Secretário de Agricultura participa de whorkshop sobre uso da energia solar no Vale do São Francisco

O secretário de Agricultura, Desenvolvimento Rural e Meio Ambiente (SEADRUMA) de Juazeiro, Agnaldo Meira participou na manhã desta quinta-feira (22), no auditório do IF Sertão Pernambucano, em Petrolina, da abertura do ‘Workshop Aplicações Inovadoras do Aquecimento Solar de Água no Vale do São Francisco’.

O evento que é uma realização do Grupo de Projetos e Pesquisas em Energia Solar do Centro Universitário (UNA) e da Embaixada Britânica; discutiu as aplicações inovadoras da energia solar na fruticultura com destaque para o aquecimento solar de água em cumprimento das exigências impostas das exportações.

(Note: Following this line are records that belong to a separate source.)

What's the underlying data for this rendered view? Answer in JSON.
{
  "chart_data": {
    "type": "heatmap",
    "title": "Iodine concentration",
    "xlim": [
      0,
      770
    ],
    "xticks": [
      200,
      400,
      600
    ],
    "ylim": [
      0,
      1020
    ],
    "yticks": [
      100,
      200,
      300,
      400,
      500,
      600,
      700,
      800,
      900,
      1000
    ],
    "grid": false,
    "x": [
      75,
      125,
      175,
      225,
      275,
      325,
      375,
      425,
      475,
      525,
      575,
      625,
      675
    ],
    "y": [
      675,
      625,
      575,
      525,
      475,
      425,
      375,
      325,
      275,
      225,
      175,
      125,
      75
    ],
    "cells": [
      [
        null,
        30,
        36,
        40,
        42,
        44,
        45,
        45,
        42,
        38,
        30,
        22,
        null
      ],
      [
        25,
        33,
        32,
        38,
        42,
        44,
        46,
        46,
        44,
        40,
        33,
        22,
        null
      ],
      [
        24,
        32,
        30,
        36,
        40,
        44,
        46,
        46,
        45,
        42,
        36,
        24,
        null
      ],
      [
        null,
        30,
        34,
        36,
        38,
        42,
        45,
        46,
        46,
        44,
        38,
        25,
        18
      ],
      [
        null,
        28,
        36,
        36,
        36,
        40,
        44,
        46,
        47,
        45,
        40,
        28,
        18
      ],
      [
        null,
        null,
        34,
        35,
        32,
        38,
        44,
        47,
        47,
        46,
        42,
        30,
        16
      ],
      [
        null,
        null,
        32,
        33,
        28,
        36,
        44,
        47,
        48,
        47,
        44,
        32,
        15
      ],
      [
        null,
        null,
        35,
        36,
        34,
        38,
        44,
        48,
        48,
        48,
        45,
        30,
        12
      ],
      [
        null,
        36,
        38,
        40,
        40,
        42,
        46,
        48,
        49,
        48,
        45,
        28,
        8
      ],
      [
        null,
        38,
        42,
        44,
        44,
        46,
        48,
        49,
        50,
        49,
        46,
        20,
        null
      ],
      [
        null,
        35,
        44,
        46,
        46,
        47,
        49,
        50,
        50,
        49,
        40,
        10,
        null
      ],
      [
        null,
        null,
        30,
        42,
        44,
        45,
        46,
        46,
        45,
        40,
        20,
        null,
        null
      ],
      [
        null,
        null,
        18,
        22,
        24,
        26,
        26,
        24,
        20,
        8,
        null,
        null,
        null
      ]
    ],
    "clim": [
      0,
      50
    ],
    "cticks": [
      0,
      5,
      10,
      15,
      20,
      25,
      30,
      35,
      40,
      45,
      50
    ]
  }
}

A representante da UNA, a Profª. e Drª. Elizabeth Marques Pereira, explicou as possibilidades de utilizar a energia solar na fruticultura. “Primeiro há uma necessidade de se criar uma inteligência local voltada para esta área, além é claro de um projeto de capacitação e financiamento para sua utilização de forma sustentável”, destacou. Ela também informou que o projeto de energia solar, visa promover ações estruturantes para viabilizar a introdução do aquecimento solar, buscando incrementar a competitividade do setor através da aplicação de tecnologias sustentáveis para uma produção mais limpa.

Outros benefícios também foram citados durante o evento como o tratamento térmico de sementes e o de imersão de frutas na água quente para evitar e/ou combater doenças comuns a espécies da região. Para o pesquisador da Embrapa, Joston Simão de Assis, a importação de um produto agrícola em estado fresco é limitada devido à ocorrência de pragas e doenças. “Existem técnicas que vão desde o calor (água e vapor quente) até tratamentos com baixas temperaturas como o frio – cold treatment -, a fumigação e a irradiação que podem ser feitos através da energia solar”, declarou.

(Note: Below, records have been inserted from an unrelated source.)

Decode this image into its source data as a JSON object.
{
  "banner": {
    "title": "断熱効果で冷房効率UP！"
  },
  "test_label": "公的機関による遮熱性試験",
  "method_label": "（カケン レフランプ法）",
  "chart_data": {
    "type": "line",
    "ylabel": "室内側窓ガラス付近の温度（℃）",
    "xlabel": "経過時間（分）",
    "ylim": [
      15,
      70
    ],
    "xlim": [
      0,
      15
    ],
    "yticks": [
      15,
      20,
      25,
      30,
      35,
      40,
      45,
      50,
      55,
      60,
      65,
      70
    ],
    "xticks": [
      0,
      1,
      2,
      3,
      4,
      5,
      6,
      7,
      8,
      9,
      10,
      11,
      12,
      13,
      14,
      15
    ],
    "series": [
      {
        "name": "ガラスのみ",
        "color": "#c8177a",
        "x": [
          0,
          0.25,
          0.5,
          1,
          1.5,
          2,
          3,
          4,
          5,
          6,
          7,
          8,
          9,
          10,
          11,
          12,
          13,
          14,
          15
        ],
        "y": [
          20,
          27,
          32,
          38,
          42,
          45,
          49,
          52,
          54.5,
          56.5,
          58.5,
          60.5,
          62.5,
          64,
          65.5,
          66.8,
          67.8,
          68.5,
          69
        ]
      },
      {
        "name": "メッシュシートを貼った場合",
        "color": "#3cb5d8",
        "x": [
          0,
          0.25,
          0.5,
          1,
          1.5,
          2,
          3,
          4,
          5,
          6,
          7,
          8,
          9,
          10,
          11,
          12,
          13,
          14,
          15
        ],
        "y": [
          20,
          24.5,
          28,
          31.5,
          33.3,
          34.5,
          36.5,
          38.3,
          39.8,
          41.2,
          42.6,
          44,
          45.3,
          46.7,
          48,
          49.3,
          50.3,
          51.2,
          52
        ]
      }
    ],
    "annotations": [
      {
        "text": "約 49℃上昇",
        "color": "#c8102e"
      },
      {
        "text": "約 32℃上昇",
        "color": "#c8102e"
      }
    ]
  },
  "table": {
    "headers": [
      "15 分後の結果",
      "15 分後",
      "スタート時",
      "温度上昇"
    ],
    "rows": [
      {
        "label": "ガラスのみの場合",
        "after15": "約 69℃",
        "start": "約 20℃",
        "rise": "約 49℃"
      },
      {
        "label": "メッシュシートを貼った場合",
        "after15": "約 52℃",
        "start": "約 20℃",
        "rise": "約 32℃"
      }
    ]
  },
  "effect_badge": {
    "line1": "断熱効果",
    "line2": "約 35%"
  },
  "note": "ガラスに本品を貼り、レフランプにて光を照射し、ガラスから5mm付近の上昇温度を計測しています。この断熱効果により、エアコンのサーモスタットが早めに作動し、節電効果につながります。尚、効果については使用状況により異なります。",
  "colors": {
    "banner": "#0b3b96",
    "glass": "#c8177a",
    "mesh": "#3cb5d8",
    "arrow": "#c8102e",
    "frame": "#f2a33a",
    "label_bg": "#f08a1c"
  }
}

Vale destacar que até dezembro de 2011 já foram instalados mais de 7 milhões de m² (área) de coletores solares no Brasil, desse total apenas 2% foi instalado no setor industrial.

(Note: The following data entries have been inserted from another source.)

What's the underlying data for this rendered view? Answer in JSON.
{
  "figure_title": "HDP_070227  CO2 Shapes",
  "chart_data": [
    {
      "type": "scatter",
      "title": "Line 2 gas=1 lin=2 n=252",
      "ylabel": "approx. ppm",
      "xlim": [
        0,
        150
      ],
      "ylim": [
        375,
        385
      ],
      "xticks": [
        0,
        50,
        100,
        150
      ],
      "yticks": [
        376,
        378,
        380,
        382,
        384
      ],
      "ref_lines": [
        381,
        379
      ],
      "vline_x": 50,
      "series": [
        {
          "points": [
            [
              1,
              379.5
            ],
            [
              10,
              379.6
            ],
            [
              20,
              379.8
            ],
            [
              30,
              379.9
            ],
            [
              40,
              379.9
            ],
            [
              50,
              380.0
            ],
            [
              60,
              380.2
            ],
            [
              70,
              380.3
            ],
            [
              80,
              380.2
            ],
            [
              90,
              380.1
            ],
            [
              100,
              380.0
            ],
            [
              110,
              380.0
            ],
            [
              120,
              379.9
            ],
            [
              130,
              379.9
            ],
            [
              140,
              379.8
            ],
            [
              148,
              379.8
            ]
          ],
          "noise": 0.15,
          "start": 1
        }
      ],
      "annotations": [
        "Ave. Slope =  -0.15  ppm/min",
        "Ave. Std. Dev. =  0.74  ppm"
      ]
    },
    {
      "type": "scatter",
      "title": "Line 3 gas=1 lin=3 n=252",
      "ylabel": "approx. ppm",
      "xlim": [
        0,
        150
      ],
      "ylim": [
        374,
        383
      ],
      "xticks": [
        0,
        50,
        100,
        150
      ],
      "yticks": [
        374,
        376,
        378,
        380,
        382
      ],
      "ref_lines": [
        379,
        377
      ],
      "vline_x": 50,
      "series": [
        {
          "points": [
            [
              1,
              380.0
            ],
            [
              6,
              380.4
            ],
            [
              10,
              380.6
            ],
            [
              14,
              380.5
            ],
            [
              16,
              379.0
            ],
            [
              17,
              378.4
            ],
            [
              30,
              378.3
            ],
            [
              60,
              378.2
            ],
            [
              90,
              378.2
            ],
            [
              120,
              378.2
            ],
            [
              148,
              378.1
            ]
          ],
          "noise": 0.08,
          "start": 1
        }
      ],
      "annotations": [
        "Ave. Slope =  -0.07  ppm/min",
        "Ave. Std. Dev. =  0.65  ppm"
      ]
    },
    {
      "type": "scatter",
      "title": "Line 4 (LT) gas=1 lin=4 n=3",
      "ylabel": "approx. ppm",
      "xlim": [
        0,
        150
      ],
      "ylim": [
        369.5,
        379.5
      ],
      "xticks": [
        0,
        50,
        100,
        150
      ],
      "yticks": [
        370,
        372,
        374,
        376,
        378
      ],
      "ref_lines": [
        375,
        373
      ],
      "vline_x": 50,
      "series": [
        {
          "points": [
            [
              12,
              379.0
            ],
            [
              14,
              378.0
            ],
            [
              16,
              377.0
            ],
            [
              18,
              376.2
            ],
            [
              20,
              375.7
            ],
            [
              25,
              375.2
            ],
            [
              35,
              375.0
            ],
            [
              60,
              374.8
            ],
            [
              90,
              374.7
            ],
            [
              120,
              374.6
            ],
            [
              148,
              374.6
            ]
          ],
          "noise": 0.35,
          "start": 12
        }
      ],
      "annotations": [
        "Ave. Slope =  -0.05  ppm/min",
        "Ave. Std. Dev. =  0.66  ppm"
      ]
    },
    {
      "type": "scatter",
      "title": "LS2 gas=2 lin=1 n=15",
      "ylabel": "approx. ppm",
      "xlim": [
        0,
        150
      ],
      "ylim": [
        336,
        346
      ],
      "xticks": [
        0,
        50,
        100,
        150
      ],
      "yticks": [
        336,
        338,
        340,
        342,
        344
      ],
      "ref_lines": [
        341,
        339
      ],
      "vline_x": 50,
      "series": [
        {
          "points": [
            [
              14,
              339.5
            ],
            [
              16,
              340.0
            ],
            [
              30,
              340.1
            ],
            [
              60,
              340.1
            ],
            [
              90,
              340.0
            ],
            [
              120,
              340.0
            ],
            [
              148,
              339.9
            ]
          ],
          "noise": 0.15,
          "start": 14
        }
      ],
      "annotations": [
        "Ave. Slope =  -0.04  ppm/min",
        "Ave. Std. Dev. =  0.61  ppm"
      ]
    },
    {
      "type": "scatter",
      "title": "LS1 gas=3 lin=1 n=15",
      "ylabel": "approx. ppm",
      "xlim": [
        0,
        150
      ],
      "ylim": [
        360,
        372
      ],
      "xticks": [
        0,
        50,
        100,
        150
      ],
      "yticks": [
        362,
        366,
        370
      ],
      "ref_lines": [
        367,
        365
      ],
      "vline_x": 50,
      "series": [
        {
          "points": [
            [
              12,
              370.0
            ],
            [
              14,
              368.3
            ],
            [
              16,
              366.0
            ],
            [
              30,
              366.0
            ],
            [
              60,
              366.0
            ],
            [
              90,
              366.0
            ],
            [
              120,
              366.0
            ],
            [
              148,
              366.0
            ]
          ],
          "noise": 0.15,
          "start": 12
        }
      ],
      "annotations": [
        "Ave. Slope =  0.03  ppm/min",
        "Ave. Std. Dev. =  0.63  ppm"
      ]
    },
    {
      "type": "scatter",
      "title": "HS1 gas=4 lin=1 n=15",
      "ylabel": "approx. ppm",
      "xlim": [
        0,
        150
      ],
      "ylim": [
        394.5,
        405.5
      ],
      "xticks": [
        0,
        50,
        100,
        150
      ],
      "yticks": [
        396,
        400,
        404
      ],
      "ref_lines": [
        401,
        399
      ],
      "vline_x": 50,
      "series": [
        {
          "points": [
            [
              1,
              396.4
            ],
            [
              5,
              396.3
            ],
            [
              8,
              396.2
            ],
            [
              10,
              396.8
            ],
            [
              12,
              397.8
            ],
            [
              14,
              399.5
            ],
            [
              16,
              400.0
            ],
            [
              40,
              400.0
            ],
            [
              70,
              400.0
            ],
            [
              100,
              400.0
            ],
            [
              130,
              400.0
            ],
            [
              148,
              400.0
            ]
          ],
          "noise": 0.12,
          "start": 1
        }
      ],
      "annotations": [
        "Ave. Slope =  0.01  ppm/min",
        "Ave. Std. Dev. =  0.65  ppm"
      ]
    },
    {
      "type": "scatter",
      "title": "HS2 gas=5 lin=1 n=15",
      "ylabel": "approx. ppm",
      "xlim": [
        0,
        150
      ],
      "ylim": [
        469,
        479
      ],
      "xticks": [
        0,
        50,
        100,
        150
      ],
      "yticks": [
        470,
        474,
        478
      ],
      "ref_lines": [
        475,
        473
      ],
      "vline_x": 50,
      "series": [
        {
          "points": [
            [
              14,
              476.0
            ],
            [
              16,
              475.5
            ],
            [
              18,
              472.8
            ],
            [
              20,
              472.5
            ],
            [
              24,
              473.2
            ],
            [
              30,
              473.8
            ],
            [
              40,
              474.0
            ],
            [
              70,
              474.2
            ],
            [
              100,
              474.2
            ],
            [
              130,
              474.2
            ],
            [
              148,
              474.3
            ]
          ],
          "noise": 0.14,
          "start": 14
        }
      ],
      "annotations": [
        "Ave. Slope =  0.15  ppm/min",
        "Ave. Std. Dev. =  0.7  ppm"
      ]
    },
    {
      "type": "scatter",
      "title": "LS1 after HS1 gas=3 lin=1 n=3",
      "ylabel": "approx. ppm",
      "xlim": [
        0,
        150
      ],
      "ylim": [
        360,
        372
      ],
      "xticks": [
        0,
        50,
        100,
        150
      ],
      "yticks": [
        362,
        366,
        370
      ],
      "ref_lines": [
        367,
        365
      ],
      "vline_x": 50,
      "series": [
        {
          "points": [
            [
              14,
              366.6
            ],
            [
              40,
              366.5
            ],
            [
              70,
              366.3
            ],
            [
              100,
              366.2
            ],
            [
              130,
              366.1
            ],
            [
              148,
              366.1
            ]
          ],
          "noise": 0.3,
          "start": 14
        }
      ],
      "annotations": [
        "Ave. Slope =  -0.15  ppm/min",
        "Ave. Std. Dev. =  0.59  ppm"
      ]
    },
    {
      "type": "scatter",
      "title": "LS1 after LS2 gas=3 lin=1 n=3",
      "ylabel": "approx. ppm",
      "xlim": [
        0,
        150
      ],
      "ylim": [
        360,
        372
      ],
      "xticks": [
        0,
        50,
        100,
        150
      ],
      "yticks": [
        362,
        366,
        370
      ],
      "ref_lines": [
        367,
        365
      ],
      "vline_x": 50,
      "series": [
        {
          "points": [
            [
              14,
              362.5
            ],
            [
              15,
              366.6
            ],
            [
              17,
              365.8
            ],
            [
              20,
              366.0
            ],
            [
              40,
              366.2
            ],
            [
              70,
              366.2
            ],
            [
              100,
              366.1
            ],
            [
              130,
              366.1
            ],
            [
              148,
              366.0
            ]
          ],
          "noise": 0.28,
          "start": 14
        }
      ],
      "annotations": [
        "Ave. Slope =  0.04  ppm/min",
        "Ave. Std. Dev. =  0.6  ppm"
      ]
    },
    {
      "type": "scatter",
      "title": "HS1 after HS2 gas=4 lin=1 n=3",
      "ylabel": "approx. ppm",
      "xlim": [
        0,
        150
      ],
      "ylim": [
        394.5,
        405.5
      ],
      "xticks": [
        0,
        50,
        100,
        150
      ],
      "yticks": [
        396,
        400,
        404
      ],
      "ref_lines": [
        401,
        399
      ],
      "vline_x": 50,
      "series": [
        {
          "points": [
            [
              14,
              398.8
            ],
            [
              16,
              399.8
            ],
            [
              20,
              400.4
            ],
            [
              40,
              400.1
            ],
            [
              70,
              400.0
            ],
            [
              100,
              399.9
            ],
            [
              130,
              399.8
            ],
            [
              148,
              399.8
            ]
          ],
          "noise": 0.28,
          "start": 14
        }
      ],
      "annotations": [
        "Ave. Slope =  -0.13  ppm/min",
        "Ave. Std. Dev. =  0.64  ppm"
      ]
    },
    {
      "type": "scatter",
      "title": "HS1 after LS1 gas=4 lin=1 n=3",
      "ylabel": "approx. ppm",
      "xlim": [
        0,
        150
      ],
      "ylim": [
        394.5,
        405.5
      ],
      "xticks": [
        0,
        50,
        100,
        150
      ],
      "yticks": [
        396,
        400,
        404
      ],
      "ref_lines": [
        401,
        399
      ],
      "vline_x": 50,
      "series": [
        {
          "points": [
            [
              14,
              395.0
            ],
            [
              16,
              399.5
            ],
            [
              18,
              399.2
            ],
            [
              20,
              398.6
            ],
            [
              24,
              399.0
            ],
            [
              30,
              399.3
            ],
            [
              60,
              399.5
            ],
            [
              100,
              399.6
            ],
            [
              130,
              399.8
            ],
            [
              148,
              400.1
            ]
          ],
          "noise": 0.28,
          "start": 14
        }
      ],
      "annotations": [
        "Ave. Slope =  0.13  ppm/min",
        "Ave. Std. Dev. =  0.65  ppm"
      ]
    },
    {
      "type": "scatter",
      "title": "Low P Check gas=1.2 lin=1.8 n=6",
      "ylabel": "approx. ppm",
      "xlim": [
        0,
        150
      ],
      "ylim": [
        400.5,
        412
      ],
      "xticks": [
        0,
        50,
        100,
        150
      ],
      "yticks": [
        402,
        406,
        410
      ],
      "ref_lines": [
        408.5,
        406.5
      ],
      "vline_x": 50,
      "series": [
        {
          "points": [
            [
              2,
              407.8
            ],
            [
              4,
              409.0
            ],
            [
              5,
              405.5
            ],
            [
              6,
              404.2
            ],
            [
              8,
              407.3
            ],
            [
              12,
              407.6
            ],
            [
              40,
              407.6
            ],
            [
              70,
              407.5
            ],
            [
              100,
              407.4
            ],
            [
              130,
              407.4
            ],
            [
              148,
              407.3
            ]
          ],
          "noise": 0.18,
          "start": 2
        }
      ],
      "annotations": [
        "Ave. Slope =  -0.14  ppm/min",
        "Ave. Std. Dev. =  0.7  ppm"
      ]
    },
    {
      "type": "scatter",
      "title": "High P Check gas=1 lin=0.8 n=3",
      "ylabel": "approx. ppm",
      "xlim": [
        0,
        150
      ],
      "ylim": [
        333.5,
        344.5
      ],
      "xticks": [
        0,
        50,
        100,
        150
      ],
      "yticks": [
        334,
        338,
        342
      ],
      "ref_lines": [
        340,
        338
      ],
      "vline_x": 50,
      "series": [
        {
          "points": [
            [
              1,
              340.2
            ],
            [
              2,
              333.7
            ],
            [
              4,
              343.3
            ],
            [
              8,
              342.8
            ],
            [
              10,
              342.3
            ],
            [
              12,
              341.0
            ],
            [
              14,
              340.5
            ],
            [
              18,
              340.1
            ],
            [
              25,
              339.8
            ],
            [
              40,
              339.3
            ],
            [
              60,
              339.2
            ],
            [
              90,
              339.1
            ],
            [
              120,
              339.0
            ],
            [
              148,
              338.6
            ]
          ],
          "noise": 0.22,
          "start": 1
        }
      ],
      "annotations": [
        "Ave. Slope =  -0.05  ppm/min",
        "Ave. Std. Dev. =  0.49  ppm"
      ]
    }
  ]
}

Para o titular da SEADRUMA, Agnaldo Meira, a região ganharia muito com a implantação adequada da energia solar, e exemplificou o uso na produção da manga. “Os níveis de temperatura requeridos para o tratamento térmico da manga e as excelentes condições climáticas locais apontam para a viabilidade técnica do uso do aquecimento solar em substituição ao aqui utilizado (gás liquefeito de petróleo – GLP). Essa é uma discussão de grande importância para o Vale do São Francisco, pois temos qualidade na produção agrícola, um rio com grande potencial e estamos dispostos a contribuir no que for necessário”, afirmou.